Par conséquent, différentes modalités de réparations ont pu être développées. Elles peuvent être :

  • symboliques, prenant la forme d’excuses officielles ou d’organisation d’une journée du pardon (exemple notable du sorry day en Australie),
  • éducatives, par l’intégration de l’histoire de ces peuples dans les programmes scolaires,
  • matérielles, par la restitution de terres ou de biens culturels pillés ou spoliés suite à la conquête coloniale,
  • politiques par la reconnaissance des autorités traditionnelles autochtones, voire du droit qu’ont ces peuples à s’autodéterminer.

En quoi l’application de ce système de réparation demeure-t-elle insuffisante ?

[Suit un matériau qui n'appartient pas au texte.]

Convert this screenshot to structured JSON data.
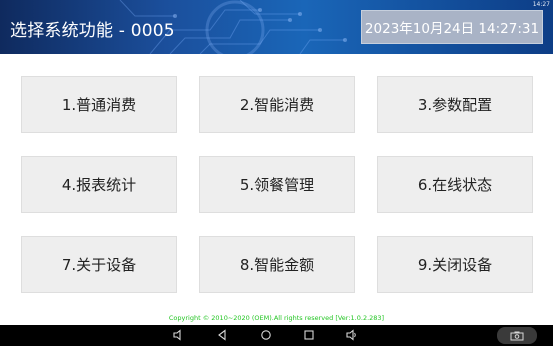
{
  "status_bar": {
    "time": "14:27"
  },
  "header": {
    "title": "选择系统功能 - 0005",
    "datetime": "2023年10月24日 14:27:31"
  },
  "menu": {
    "buttons": [
      {
        "label": "1.普通消费"
      },
      {
        "label": "2.智能消费"
      },
      {
        "label": "3.参数配置"
      },
      {
        "label": "4.报表统计"
      },
      {
        "label": "5.领餐管理"
      },
      {
        "label": "6.在线状态"
      },
      {
        "label": "7.关于设备"
      },
      {
        "label": "8.智能金额"
      },
      {
        "label": "9.关闭设备"
      }
    ]
  },
  "footer": {
    "copyright": "Copyright © 2010~2020 (OEM).All rights reserved [Ver:1.0.2.283]"
  },
  "navbar": {
    "icons": [
      "volume-down-icon",
      "back-icon",
      "home-icon",
      "recents-icon",
      "volume-up-icon",
      "screenshot-icon"
    ]
  },
  "colors": {
    "header_bg": "#1b4f9c",
    "datetime_box": "#a9b3c6",
    "button_bg": "#eeeeee",
    "copyright_text": "#22c522"
  }
}
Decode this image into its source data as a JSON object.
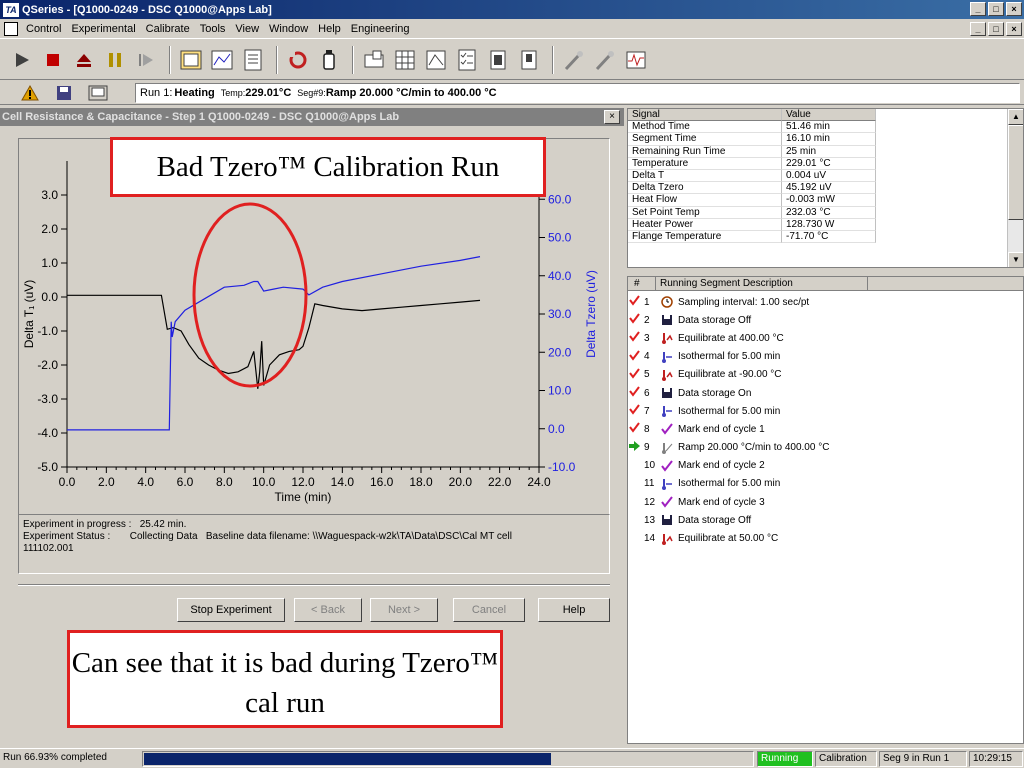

La France a pu emprunter l’une ou l’autre de ces voies, mais ce, de manière encore trop parcellaire. De fait, si beaucoup a pu être fait en Nouvelle-Calédonie (journée de commémoration, établissement d’un centre culturel, reconnaissance du lien à la terre, institutionnalisation des autorités coutumières), le tableau est plus contrasté pour les autres peuples autochtones de la République : recul du statut personnel à Mayotte, action contre la coutume du Fa’a’amu en Polynésie, reconnaissance limitée des droits d’usage collectif en Guyane… Sans renier toute légitimité à ces mesures (à l’aune notamment de la protection des droits et libertés), le problème reste que bien souvent, le collectif autochtone n’est ni reconnu ni consulté.

De fait, en dépit de leur antériorité historique, la France, au vu du principe constitutionnel d’unicité du peuple français, persiste à refuser aux autochtones la qualité de peuple – à l’exception dans une moindre mesure du peuple kanak. Par ailleurs, l’ancienneté des faits ayant conduit au préjudice colonial fait généralement obstacle à l’application du droit commun de la responsabilité, comme en témoigne le refus de la Cour de cassation, dans son arrêt du 5 juillet 2023, à ce que soit consacrée la notion de préjudice transgénérationnel pour les descendants de victimes de l’esclavage. On notera néanmoins qu’à la différence de l’esclavage, le préjudice subi par les autochtones a pu perdurer jusqu’à nos jours, l’argument tiré de la prescription étant par conséquent moins tangible.

Le caractère hors norme du préjudice colonial impose toutefois des réponses adaptées. Aussi, à l’image de ce qu’ont pu faire d’autres États, il pourrait être envisagé une grande politique de réconciliation. Cela passerait d’abord par une meilleure connaissance de la nature du préjudice à fins d’information des autorités, mais également des autochtones eux-mêmes et de la société en général. Ce faisant, les responsabilités de la France pourraient être clairement établies et la réparation des dommages causés suite à la colonisation enfin systématisée. Reconnaître les erreurs du passé est un impératif moral. Les réparer une exigence juridique. L’idée d’une ou de plusieurs commissions vérité pour les populations autochtones de l’outre-mer français pourrait alors participer à cet effort.